In the post Futures and Segmented Stacks Boats talks about techniques to make futures more efficient by moving their stack onto the heap. Locating where to segment your stack is hard to do by hand, but could likely become trivial with the right tooling.

Parallelism has many similarities: finding the right places to parallelize can be tricky. Having a tool that can locate where tasks should be spawned, and which tasks aren't needed would be great. Runtime profiling for async programs seems like a generally underexplored domain, and I suspect more and better tooling could get us really far.

Parallel iteration syntax

So far in this post we've talked about why async iteration shouldn't default to parallel semantics by default. But I do agree that it would be great if we had some syntax for parallel iteration. In the "future directions" section of my parallel-stream post, I laid out what that could look like (using par for):

let mut listener = TcpListener::bind("127.0.0.1:8080").await?;
par for stream.await? in listener.incoming() {
    io::copy(&stream, &stream).await?;
}

In par for loops keywords such as break and continue would be invalid, and each task would be spawned on a task. This syntax could be made to work for both sync and non-async Rust, backed by different execution strategies. And finally, being able to talk about parallelism as a first-class language concept would enable much better diagnostics, documentation, and tooling to be implemented.

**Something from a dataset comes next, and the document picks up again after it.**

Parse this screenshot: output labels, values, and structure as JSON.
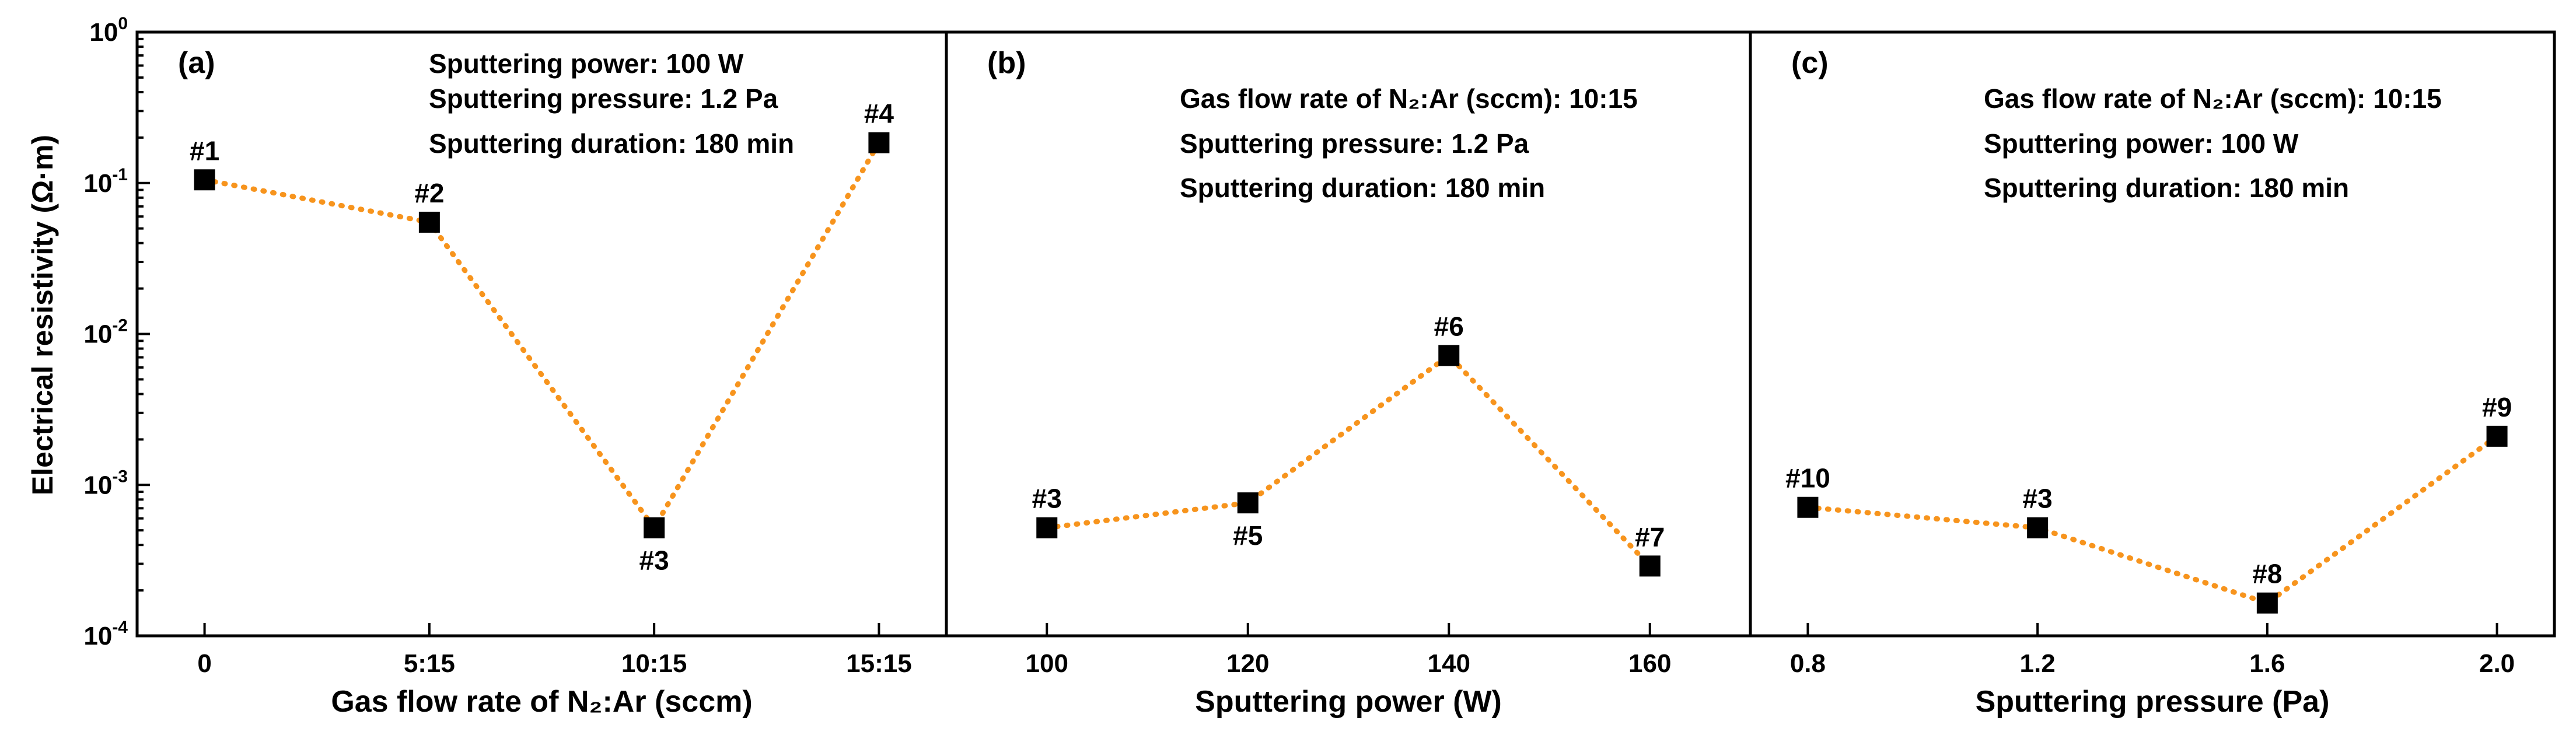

For example, accidentally writing for x.await instead of par for x.await on a struct tagged as #[must_par_spawn] could be met with the following diagnostic:

warning: loop is sequential
 --> src/main.rs:2:9
  |
2 |     for stream.await? in listener.incoming() {
  |     ^ help: use `par for stream.await? in listener.incoming()` to parallelize
  |
  = note: `#[warn(sequential_loops)]` on by default

I think parallel iteration syntax in some form would be fantastic. I just would like to see it exist in a similar way for both async and non-async Rust.

Addendum: lending streams

Scottmcm pointed out on Zulip that parallel iteration semantics also wouldn't work well with lending streams (also known as "streaming" or "attached" streams).

In a lending stream the Item that gets returned by Stream may be borrowed from self. It can only be used as long as the self reference remains live. For example a Stream where:

type Item<'iter> = &'iter mut State;

...would fail to compile, which seems rather limiting.

Conclusion

Parallel iteration semantics for Stream are an incredible concept that has with much potential, but it seems unlikely to be the right fit for all cases.

By defaulting to sequential iteration semantics for Stream parity with Iterator is preserved. This not only ensures keywords such as break and continue work in a comparable way, it also enables looking at the design of "parallel iteration" as a design that can be shared between async and non-async Rust.

We still have a fair bit to go before we can add async iteration syntax to Rust. The Stream RFC draft still needs to be submitted and accepted. There are still questions about migrations and interop with the stream adapters in the ecosystem. And a design that covers everything from IntoStream to syntax 3. But even though all that may still be a while; hopefully this post can serve to anchor discussion on whether iterating over a Stream should default to sequential or parallel 4.

3

All async iteration syntax in this post has been made up, and is by no means an indication of what the lang team will decide on. I just needed something up for the purpose of this post.

4

I really tried making a joke about "If a stream would wear iteration, would it wear it this way, or that way" but couldn't get it to work. My biggest regret in publishing this post.


Thanks to Friedel Ziegelmayer and Florian Gilcher for proof reading.